2 works in 1 volume 4to (204x141mm), [I]:110 leaves, the last blank, woodcut ornamental initials; [II]: 34 leaves, 26 lines, roman type (1:113R), 4 lines initial spaces with guide letters.Binding: Flemish (Antwerp) mid-sixteenth century blind paneled dark brown calf over pasteboard, by the Flemish binder Claes van Doermaele, the covers paneled with blind fillets and two frames of foliated roll-tools enclosing a central panel containing a circular meda2llion panel-stamp of the Emperor Charles V in a richly suit of armor with sword, with the legend “CAROLVS.V. ROMA.IMP.SEMPER.AVGVST.ETAT.SVE.XLII” the imperial insignia above and below, surrounding the panel a narrow foliated roll-toll with a central escutcheon at the foot bearing the binder’s mark “CVD”, spine in six compartments. In a modern cloth folding box.Provenience: Johannes Hoyel (contemporary inscription); Andrew Fletcher of Saltoun (Scottish patriot, 1653-1716).Few minor restorations to spine and corners, a little rubbed, lacking 2 fore-edge ties, overall a beautiful copy in an outstanding binding with an interesting provenience.

First edition of both works. Composed between 1342 and 1343 and revised by Boccaccio himself between 1356 and 1360, the Amorosa visione is a poem in fifty cantos of terza rima that tells of a dreamer, the poet-protagonist, with a female guide, encountering five triumphs as frescoes within a castle – probably Castelnouvo of Napoli whose rooms were frescoed by Giotto; emerging into a garden landscape he eventually discovers his beloved.
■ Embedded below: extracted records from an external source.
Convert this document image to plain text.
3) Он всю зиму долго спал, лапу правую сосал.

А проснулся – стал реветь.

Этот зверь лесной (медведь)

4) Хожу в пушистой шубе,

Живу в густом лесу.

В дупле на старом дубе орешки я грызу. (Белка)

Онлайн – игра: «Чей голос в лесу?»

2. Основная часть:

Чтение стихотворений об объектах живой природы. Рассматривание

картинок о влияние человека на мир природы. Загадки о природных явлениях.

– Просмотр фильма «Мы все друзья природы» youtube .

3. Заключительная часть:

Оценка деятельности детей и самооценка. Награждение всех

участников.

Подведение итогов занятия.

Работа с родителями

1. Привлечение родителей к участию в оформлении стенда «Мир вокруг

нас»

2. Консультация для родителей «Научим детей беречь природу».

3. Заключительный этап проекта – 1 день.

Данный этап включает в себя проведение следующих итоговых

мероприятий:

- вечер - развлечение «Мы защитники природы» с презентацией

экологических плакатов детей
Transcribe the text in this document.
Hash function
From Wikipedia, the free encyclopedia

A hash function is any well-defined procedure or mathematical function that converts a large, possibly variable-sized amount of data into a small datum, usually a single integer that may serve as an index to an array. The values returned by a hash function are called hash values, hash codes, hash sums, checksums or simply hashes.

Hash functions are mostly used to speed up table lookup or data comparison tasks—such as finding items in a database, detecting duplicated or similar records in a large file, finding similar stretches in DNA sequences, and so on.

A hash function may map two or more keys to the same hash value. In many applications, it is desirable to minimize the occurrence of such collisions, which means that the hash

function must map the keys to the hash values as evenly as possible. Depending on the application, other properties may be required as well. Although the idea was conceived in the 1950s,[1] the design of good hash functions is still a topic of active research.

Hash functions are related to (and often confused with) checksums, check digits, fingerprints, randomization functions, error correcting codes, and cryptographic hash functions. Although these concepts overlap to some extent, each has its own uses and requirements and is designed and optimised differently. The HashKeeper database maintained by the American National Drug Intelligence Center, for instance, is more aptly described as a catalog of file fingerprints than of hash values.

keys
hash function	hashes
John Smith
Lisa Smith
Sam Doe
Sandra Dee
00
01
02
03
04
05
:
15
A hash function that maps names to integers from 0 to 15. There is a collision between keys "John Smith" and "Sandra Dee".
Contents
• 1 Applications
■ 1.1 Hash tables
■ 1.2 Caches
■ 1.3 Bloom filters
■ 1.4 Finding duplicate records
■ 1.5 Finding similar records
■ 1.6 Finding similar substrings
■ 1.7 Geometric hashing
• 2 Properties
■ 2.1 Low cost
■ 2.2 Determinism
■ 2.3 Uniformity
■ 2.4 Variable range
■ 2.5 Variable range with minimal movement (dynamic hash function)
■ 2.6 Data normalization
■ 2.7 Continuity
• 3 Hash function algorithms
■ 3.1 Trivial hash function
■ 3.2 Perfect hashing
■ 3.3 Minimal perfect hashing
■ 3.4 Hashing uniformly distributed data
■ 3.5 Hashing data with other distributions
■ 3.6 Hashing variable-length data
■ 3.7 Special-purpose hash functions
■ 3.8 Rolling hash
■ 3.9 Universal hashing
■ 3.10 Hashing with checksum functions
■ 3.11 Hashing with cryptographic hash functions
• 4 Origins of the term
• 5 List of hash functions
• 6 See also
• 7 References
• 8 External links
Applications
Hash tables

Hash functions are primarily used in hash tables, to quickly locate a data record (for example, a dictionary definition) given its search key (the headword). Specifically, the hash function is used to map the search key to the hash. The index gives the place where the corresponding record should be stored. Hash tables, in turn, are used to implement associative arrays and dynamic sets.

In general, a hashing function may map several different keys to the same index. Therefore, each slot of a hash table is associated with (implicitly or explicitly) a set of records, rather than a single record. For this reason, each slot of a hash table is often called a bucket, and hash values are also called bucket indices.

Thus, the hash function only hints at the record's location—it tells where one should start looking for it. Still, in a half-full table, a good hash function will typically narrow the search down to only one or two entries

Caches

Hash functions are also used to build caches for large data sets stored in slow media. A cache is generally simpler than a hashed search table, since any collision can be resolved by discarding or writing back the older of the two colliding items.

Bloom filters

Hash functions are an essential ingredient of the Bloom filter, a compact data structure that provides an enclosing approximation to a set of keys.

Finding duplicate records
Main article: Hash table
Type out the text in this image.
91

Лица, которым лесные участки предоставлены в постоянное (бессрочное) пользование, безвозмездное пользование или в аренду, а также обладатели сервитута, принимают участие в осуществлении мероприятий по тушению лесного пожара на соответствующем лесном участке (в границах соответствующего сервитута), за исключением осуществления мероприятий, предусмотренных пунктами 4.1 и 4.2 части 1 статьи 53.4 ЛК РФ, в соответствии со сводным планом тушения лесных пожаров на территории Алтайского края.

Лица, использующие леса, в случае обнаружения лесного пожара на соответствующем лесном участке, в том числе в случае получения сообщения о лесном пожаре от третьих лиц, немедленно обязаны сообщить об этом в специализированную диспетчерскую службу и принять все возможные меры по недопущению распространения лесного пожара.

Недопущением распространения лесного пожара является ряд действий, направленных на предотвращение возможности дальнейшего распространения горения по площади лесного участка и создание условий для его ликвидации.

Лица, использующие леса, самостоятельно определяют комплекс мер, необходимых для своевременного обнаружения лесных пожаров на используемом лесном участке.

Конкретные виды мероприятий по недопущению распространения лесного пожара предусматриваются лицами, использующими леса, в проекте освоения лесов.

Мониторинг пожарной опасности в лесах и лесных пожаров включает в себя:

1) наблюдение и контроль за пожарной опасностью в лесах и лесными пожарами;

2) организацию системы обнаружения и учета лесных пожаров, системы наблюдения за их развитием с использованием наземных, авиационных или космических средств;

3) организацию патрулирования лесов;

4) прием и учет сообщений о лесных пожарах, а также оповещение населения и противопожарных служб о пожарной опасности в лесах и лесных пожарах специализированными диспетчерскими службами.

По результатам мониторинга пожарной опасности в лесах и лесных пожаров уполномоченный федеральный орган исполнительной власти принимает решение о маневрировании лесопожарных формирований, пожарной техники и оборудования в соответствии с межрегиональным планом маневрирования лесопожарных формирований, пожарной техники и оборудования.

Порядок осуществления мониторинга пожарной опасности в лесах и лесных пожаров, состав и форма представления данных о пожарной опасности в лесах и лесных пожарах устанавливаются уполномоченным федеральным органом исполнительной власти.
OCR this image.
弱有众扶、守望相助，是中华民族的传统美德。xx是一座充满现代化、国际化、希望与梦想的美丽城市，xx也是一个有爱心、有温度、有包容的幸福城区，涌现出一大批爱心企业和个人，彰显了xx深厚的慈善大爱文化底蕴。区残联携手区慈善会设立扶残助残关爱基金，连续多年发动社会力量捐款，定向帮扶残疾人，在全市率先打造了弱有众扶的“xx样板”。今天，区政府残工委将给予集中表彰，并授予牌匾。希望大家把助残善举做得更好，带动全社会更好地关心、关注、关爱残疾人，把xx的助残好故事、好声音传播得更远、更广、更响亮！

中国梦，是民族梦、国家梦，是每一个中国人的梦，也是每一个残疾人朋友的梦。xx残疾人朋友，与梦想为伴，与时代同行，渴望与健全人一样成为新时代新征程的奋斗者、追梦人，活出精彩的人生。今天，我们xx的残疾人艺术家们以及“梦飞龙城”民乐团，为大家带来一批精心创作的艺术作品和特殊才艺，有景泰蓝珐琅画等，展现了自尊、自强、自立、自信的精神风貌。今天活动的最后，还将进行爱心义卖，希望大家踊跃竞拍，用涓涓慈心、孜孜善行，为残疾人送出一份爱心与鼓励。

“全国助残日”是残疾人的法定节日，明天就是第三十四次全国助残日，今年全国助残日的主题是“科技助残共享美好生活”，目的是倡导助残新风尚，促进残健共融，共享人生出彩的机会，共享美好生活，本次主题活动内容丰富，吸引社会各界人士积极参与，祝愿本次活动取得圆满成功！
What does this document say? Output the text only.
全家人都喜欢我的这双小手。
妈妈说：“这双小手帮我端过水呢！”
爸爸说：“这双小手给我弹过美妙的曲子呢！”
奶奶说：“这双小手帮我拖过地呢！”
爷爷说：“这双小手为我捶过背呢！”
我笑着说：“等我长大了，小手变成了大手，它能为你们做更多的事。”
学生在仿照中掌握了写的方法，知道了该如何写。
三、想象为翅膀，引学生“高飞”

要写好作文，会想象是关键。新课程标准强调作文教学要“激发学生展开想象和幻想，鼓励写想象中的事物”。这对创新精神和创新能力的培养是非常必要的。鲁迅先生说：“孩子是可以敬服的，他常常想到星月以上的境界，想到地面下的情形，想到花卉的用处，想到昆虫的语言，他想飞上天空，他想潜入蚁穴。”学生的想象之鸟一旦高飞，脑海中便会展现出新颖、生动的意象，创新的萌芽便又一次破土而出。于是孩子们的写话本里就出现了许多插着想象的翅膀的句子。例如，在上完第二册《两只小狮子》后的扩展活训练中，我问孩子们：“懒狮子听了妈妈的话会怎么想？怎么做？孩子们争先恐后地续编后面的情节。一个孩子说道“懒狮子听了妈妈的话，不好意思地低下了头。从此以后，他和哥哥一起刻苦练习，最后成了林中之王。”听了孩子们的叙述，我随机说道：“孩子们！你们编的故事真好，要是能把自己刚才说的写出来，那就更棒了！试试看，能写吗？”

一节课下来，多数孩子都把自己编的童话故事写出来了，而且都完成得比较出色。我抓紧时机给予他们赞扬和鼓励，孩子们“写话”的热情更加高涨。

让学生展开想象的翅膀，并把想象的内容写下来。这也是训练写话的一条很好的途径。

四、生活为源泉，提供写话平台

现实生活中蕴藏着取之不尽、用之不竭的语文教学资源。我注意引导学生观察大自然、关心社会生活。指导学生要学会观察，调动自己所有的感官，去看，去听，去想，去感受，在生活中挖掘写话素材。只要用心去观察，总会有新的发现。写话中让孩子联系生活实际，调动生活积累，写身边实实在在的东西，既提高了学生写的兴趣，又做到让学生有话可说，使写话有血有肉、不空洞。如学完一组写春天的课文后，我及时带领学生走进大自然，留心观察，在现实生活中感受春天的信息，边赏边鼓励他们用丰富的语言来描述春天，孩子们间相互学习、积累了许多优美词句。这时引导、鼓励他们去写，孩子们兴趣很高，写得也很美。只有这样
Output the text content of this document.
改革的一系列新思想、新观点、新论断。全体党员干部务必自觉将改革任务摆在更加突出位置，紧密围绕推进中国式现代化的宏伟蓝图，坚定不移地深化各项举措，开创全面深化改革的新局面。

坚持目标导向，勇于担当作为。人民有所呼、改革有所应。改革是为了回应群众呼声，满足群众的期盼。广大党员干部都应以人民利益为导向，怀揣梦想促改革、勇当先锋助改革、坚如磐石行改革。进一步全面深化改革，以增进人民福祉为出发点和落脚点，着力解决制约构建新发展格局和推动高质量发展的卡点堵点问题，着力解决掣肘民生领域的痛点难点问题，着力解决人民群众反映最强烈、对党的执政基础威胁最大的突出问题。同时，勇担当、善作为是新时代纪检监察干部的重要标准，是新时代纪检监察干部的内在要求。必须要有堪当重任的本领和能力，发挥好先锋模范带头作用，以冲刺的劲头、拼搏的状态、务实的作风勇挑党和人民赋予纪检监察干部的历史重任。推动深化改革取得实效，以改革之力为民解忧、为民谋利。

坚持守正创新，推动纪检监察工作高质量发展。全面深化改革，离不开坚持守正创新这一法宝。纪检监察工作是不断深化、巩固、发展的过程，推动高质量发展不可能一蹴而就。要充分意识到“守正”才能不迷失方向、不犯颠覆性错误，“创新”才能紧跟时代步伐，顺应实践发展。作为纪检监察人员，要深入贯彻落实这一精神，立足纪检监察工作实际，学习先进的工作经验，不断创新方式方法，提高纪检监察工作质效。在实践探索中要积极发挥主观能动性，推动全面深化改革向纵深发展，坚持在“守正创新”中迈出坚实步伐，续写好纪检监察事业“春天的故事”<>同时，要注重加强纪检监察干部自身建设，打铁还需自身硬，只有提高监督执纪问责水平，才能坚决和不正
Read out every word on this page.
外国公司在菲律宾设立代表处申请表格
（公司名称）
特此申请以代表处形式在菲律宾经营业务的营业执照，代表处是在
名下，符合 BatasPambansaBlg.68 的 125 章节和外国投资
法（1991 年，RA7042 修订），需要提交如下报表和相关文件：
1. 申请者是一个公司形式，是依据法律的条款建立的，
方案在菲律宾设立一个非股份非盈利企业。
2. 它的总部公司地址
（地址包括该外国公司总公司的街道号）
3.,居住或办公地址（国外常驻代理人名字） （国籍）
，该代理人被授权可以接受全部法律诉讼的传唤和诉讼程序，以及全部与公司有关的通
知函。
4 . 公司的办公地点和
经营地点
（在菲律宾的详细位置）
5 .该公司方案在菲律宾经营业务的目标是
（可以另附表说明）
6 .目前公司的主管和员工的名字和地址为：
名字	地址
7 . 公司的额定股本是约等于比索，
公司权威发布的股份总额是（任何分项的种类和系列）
The poem is reminiscent of Dante and presages Petrarch; contemporaries thought the work post-dated Petrarch’s Trionfi, but it is now recognized as pre-dating that work. This edition is considered to represent Boccaccio’s own revisions, albeit with some intervention by its humanist editor Claricio who also added his own defense of Boccaccio’s poetry. Urbano, a novel which has the natural son of the Emperor Frederick I Barbarossa as protagonist, is presented here as a newly discovered text by Boccaccio but it is in fact a spurious work now variously assigned either Givanni Bonsignori or to Buonaccorsi da Ginestrata.The binder Claes van Doermaele came to Antwerp in 1533, where he was made Stadsboekbinder, following the death of Willem Vorsterman in 1543.Van Doermaele is recorded as binder of the Antwerp archive up to 1549. A binding in the National Art Library at South Kensington (Waele B.94) with the same central panel and binder’s mark, on an octavo format edition of the Opus historiarum nostro saeculo, Basel 1541, is described by E.P. Goldschmidt in his Gothic and Renaissance Bookbindings, no.184. The binding of Giannalisa Feltrinelli’s copy of Hypnerotomachia Poliphili, has the same central panel and binder’s mark. (Christie’s New York, 7 October 1997, lot 30).

IA 28939-28940; IGI 1812; BMC VI, 826; GW 45029.